Spy Games

Move over CIA. It looks like the FDA has taken up the spy game.

According to a front page story in The New York Times on July 15, the FDA is carrying out a wide-ranging surveillance operation. But not against drug companies. Or even against the supplement industry. No, this espionage is against a group of its own scientists.

Even worse—against some of the rare few who have been trying to fulfill their public mission to protect consumers.

This secret operation is being carried out against key FDA scientists who were attempting to expose potential risks associated with faulty medical devices. Devices that were approved for use by the FDA.

The scientists claimed that the FDA’s lackluster review process led to the approval of colonoscopy and mammography equipment that exposes patients to potentially dangerous levels of radiation.

And an internal review by the Office of the Special Counsel concluded that these concerns are valid. Enough to warrant a full investigation into what it calls “a substantial and specific danger to public safety.”   

And as it turns out, the danger is so substantial and specific that the permanent science bureaucrats who run the show were apparently desperate to it cover up. Why else would they submit a request to the Inspector General at the Department of Health and Human Services to investigate “leaks” by these scientists?

Fortunately, the inspector general turned them down. And went on to remind the FDA that it’s perfectly legal for their employees to release information related to public safety to the media.

Then, the FDA proceeded on its own to launch this outrageous surveillance against its employees. And it also involved an “enemies” list of independent medical researchers, members of Congress, legal professionals, and journalists.

According to various sources, the FDA has secretly captured 80,000 pages from thousands of emails with members of Congress—and even the President!

But being the amateur spies that they are, the FDA botched the job. And ended up inadvertently publicly posting all this “secret” information on the Internet!

This whole mess prompted the White House Budget Office to send a government-wide memo on the subject just last month. The memo emphasized that internal monitoring can not be used against “whistle-blower” actions, like those of these scientists at the FDA, in an attempt to cover-up government wrong-doing. 

Yet it remains unclear whether or not the FDA has even ceased its inappropriate surveillance.

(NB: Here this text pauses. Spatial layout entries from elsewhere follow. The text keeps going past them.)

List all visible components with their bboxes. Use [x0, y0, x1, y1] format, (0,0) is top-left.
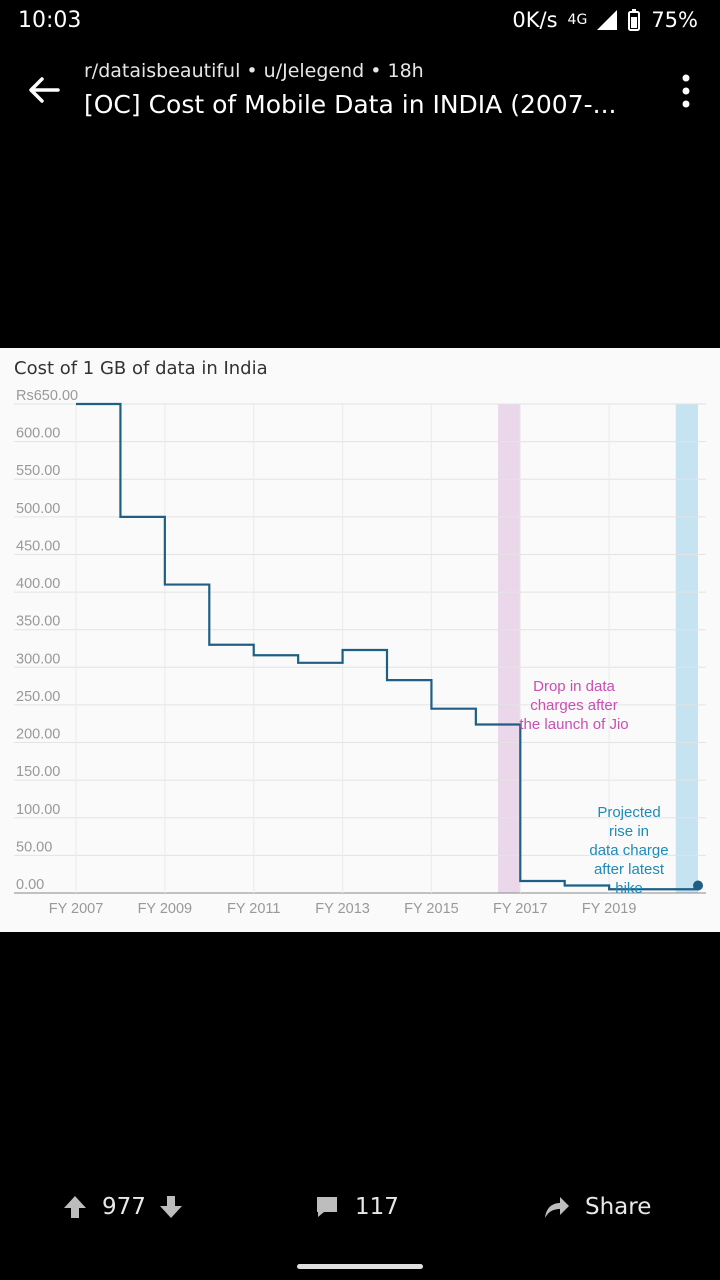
- y-tick-label: 150.00: [16, 764, 60, 780]
- back-arrow-icon[interactable]: [24, 70, 64, 110]
- upvote-count: 977: [102, 1194, 146, 1220]
- y-tick-label: 0.00: [16, 877, 44, 893]
- post-header: r/dataisbeautiful • u/Jelegend • 18h [OC…: [0, 52, 720, 132]
- y-tick-label: 500.00: [16, 501, 60, 517]
- y-tick-label: 550.00: [16, 463, 60, 479]
- post-image-chart[interactable]: Cost of 1 GB of data in India 0.00 50.00 1…: [0, 348, 720, 932]
- comments-button[interactable]: 117: [314, 1194, 399, 1220]
- y-tick-label: 250.00: [16, 689, 60, 705]
- status-bar: 10:03 0K/s 4G 75%: [0, 0, 720, 44]
- annotation-text-1: data charge: [589, 842, 668, 859]
- vote-group: 977: [62, 1194, 184, 1220]
- comment-icon: [317, 1197, 337, 1217]
- network-speed: 0K/s: [512, 8, 558, 32]
- signal-icon: [597, 10, 618, 30]
- annotation-text-1: hike: [615, 880, 643, 897]
- series-end-point: [693, 880, 703, 891]
- x-tick-label: FY 2017: [493, 901, 548, 917]
- y-tick-label: 450.00: [16, 538, 60, 554]
- battery-icon: [628, 9, 641, 31]
- highlight-band-1: [675, 404, 698, 893]
- x-tick-label: FY 2019: [582, 901, 637, 917]
- y-tick-label: 50.00: [16, 839, 52, 855]
- post-title: [OC] Cost of Mobile Data in INDIA (2007-…: [84, 90, 617, 119]
- chart-svg: 0.00 50.00 100.00 150.00 200.00 250.00 300.00 3…: [14, 388, 706, 917]
- comment-count: 117: [355, 1194, 399, 1220]
- subreddit-line[interactable]: r/dataisbeautiful • u/Jelegend • 18h: [84, 60, 424, 82]
- annotation-text-0: the launch of Jio: [519, 716, 628, 733]
- upvote-icon[interactable]: [62, 1194, 88, 1220]
- status-time: 10:03: [18, 8, 82, 33]
- more-options-icon[interactable]: [680, 72, 692, 112]
- y-tick-label: 300.00: [16, 651, 60, 667]
- x-tick-label: FY 2007: [49, 901, 104, 917]
- x-tick-label: FY 2009: [138, 901, 193, 917]
- y-tick-label: 600.00: [16, 426, 60, 442]
- annotation-text-1: after latest: [594, 861, 665, 878]
- x-tick-label: FY 2013: [315, 901, 370, 917]
- share-label: Share: [585, 1194, 652, 1220]
- highlight-band-0: [498, 404, 521, 893]
- share-icon: [545, 1197, 569, 1218]
- y-tick-label: 100.00: [16, 802, 60, 818]
- annotation-text-1: rise in: [609, 823, 649, 840]
- y-tick-label: Rs650.00: [16, 388, 78, 404]
- annotation-text-1: Projected: [597, 804, 660, 821]
- annotation-text-0: charges after: [530, 697, 618, 714]
- x-tick-label: FY 2011: [227, 901, 280, 917]
- share-button[interactable]: Share: [542, 1194, 651, 1220]
- y-tick-label: 350.00: [16, 614, 60, 630]
- battery-level: 75%: [651, 8, 698, 32]
- action-bar: 977 117 Share: [0, 1186, 720, 1236]
- annotation-text-0: Drop in data: [533, 678, 615, 695]
- y-tick-label: 400.00: [16, 576, 60, 592]
- home-indicator[interactable]: [297, 1264, 423, 1269]
- status-right: 0K/s 4G 75%: [512, 8, 698, 32]
- downvote-icon[interactable]: [158, 1194, 184, 1220]
- chart-title: Cost of 1 GB of data in India: [14, 358, 268, 379]
- x-tick-label: FY 2015: [404, 901, 459, 917]
- y-tick-label: 200.00: [16, 727, 60, 743]
- series-line-0: [76, 402, 700, 891]
- network-type: 4G: [567, 12, 588, 28]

Either way, this stunt has caused an uncharacteristic bipartisan outrage in Congress.

From our friend Chris van Hollen (D-MD), in whose district most of the FDA resides, to Chuck Grassley (R-Iowa) whose office was also targeted. On CNN on Monday evening, Sen. Grassley forcefully expounded, “It’s not their agency! It belongs to the American people!” 

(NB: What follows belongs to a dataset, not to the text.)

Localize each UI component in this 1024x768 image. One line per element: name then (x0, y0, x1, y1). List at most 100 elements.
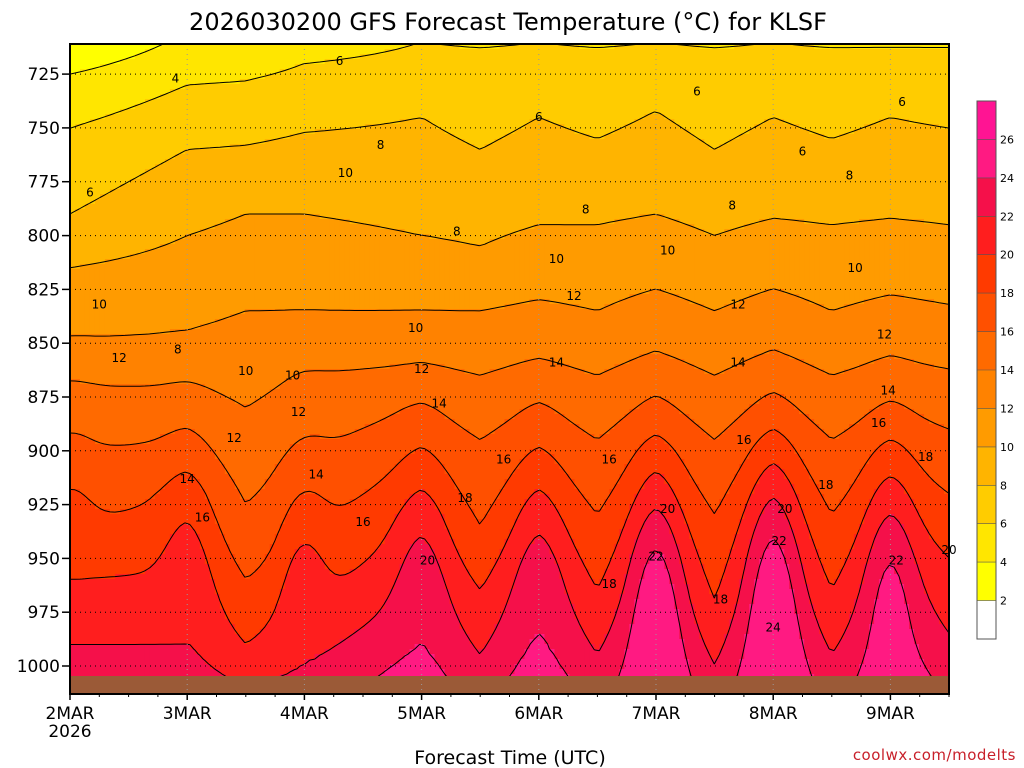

We need more Grassleys and fewer science bureaucrats trying to protect their careers instead of the public. Before more good junior scientists who are actually trying to do their jobs and “follow the science” are driven out of government. Leaving behind the permanent bureaucrats who serve and protect only themselves.

And who pays for the amateur espionage, the inappropriate surveillance, the cover-ups, and the investigations? You and I do! Instead of getting the consumer protection our tax dollars are supposed to be going towards. 

The FDA best give up the spy game. They are no more competent at that than they are at doing their real jobs.